Andrew Marin is President and Founder of The Marin Foundation ( He is author of the award winning book Love Is an Orientation (2009), its interactive DVD curriculum (2011), and recently an academic ebook titled Our Last Option: How a New Approach to Civility can Save the Public Square (2013). Andrew is a regular contributor to a variety of media outlets and frequently lectures at universities around the world. Since 2010 Andrew has been asked by the United Nations to advise their various agencies on issues of bridging opposing worldviews, civic engagement, and theological aspects of reconciliation. For twelve years he lived in the LGBT Boystown neighborhood of Chicago, and is currently based St. Andrews, Scotland, where he is teaching and researching at the University of St. Andrews earning his PhD in Constructive Theology with a focus on the Theology of Culture. Andrew's research centers on the cultural, political, and religious dynamics of reconciliation. Andrew is married to Brenda, and you can find him elsewhere on Twitter (@Andrew_Marin), Facebook (AndrewMarin01), and Instagram (@andrewmarin1).

  • Mrs T

    God bless you & use you mightily!

    Your message is so clear to me, but it is discouraging that so many religious people somehow think of being gay as the worst sin. Well, I'm sure you are going to convince a lot of secular folks that God doesn't think so!

    I wish I could hear your messages. Someday you need to get a CD set of various messages. You have a big fan base here & we're rooting for you!!

  • philshomo

    Sayin a prayer for ya today Andy. What an exciting day for advancing God's Kingdom in this world. Prayin that many, many people today see God's heart more accurately… people on both sides of the chasm. Keep it up Bro… you're a crucial frontliner in Jesus' cause in our world and many of us are very proud of what you were doing and especially what you are about.

  • Chris S.

    Sounds like a great time! Had I known I would have greeted you at the airport! I live 2 miles away!

  • Andrew Marin

    The time spent at Colgate was outstanding. Both the Christian and GLBT groups on campus have a very clear heart to do some really out of the box type stuff that shows what each one is all about:

    "Jesus just isn't inside a church's 4 walls" from the Christian group


    "We're not here to try and force anyone to believe like us, we just want to be ourselves and do something for our campus and community" from the GLBT group

    Both were so inviting, and excited to get things rolling on a larger scale in and around Hamilton, NY. The questions, the dialogue, the intriquement; it was all a model of best-case scenario of what can happen across the country.

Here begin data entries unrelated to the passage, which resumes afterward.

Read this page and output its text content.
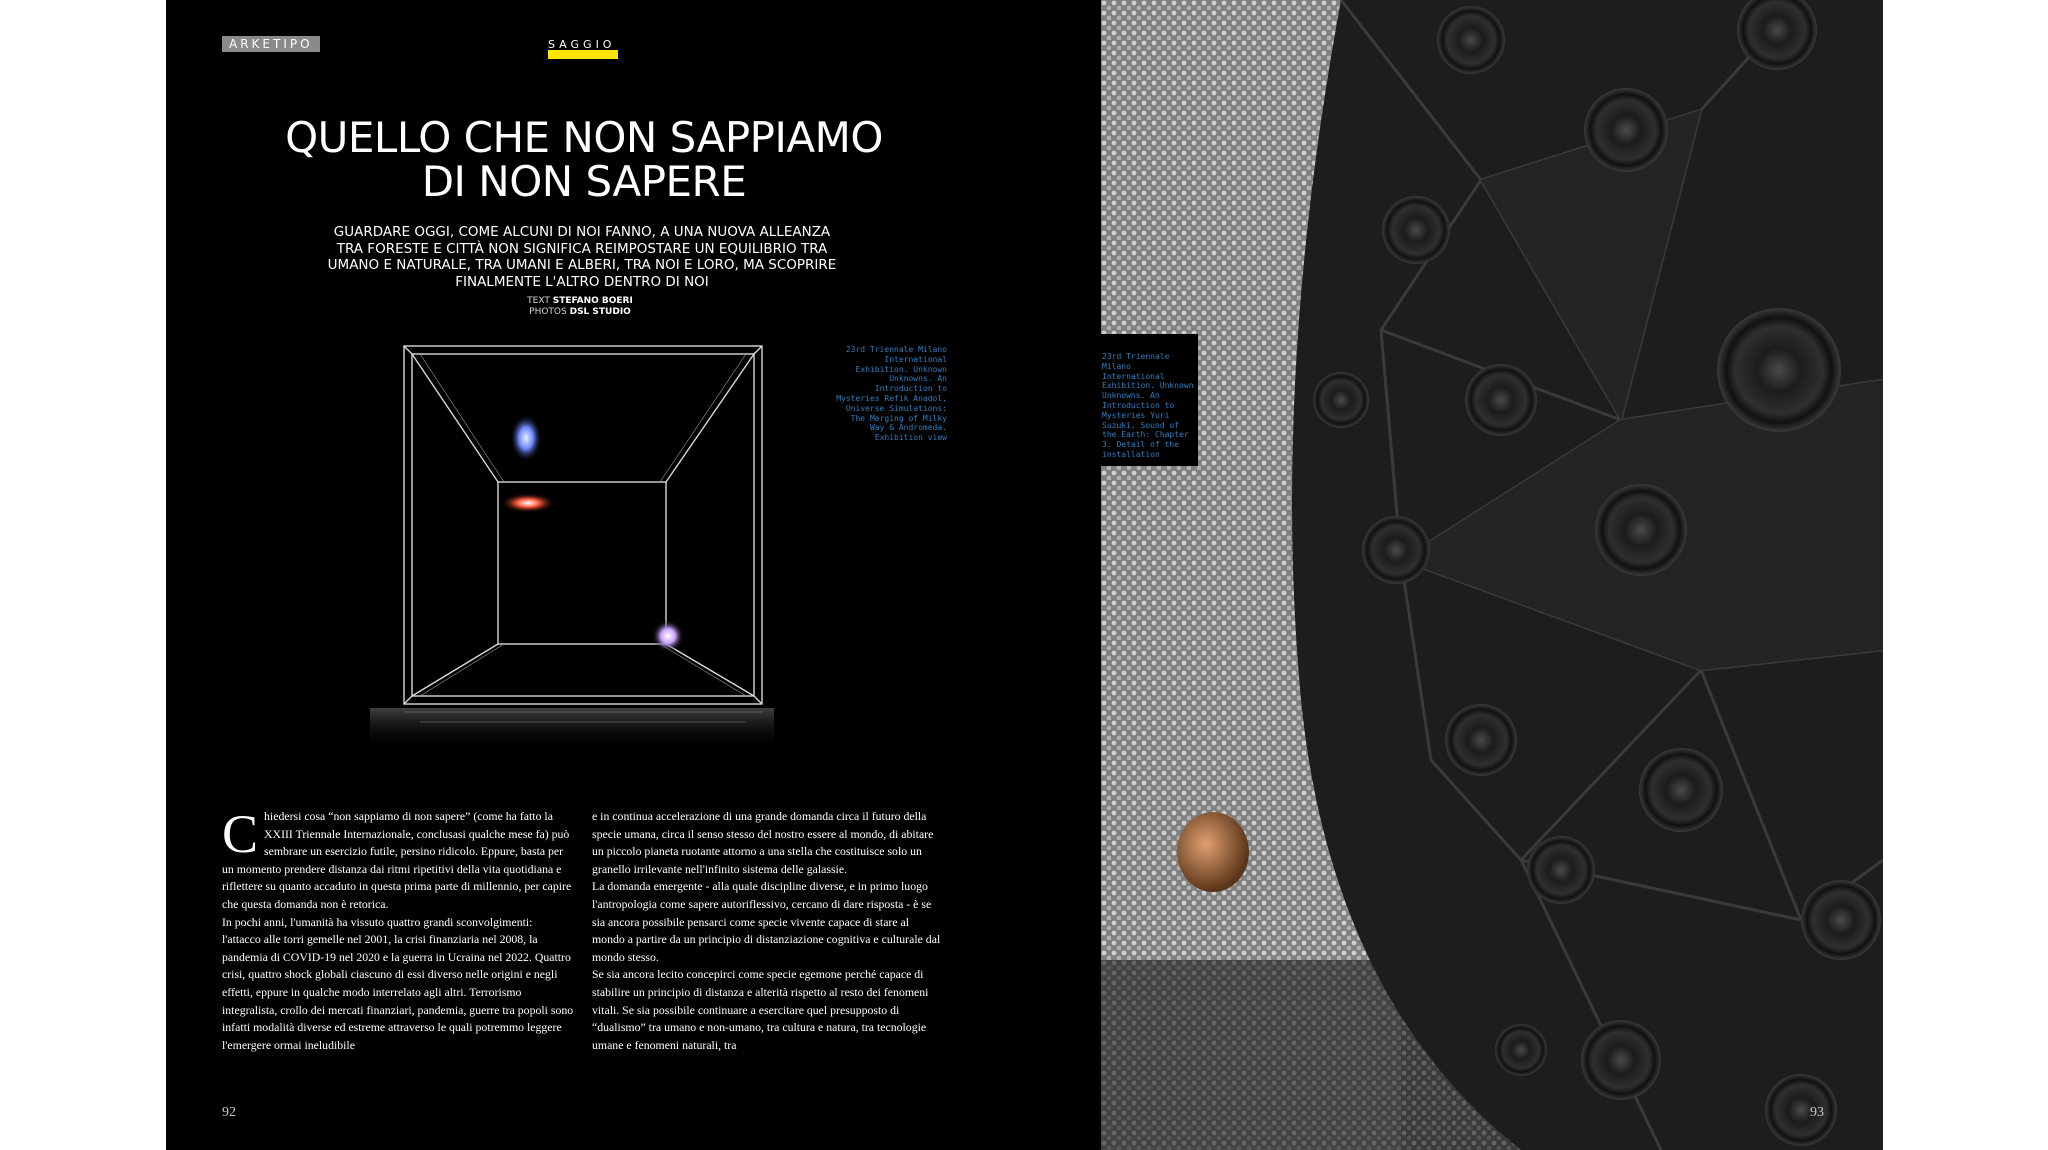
ARKETIPO	SAGGIO
QUELLO CHE NON SAPPIAMO
DI NON SAPERE

GUARDARE OGGI, COME ALCUNI DI NOI FANNO, A UNA NUOVA ALLEANZA TRA FORESTE E CITTÀ NON SIGNIFICA REIMPOSTARE UN EQUILIBRIO TRA UMANO E NATURALE, TRA UMANI E ALBERI, TRA NOI E LORO, MA SCOPRIRE FINALMENTE L'ALTRO DENTRO DI NOI

TEXT STEFANO BOERI
PHOTOS DSL STUDIO
23rd Triennale Milano International Exhibition. Unknown Unknowns. An Introduction to Mysteries Refik Anadol, Universe Simulations: The Merging of Milky Way & Andromeda. Exhibition view
C hiedersi cosa “non sappiamo di non sapere” (come ha fatto la XXIII Triennale Internazionale, conclusasi qualche mese fa) può sembrare un esercizio futile, persino ridicolo. Eppure, basta per un momento prendere distanza dai ritmi ripetitivi della vita quotidiana e riflettere su quanto accaduto in questa prima parte di millennio, per capire che questa domanda non è retorica.

In pochi anni, l'umanità ha vissuto quattro grandi sconvolgimenti: l'attacco alle torri gemelle nel 2001, la crisi finanziaria nel 2008, la pandemia di COVID-19 nel 2020 e la guerra in Ucraina nel 2022. Quattro crisi, quattro shock globali ciascuno di essi diverso nelle origini e negli effetti, eppure in qualche modo interrelato agli altri. Terrorismo integralista, crollo dei mercati finanziari, pandemia, guerre tra popoli sono infatti modalità diverse ed estreme attraverso le quali potremmo leggere l'emergere ormai ineludibile

e in continua accelerazione di una grande domanda circa il futuro della specie umana, circa il senso stesso del nostro essere al mondo, di abitare un piccolo pianeta ruotante attorno a una stella che costituisce solo un granello irrilevante nell'infinito sistema delle galassie.

La domanda emergente - alla quale discipline diverse, e in primo luogo l'antropologia come sapere autoriflessivo, cercano di dare risposta - è se sia ancora possibile pensarci come specie vivente capace di stare al mondo a partire da un principio di distanziazione cognitiva e culturale dal mondo stesso.

Se sia ancora lecito concepirci come specie egemone perché capace di stabilire un principio di distanza e alterità rispetto al resto dei fenomeni vitali. Se sia possibile continuare a esercitare quel presupposto di “dualismo” tra umano e non-umano, tra cultura e natura, tra tecnologie umane e fenomeni naturali, tra

92
23rd Triennale Milano International Exhibition. Unknown Unknowns. An Introduction to Mysteries Yuri Suzuki, Sound of the Earth: Chapter 3. Detail of the installation
93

At the end of the day I had a lesbian, crying, come up to me and say:

    "Thank you so much for being you and doing what you do. This was the first time in my life I have ever felt the Spirit move my soul – and I was raised in a Southern Baptist home! My life is different now today, than it was the past 20 years … and that is because I can see Christ again because of you. Thanks."

    It's moments and times like that, that I realize what this bridge building work can actually accomplish. Much love.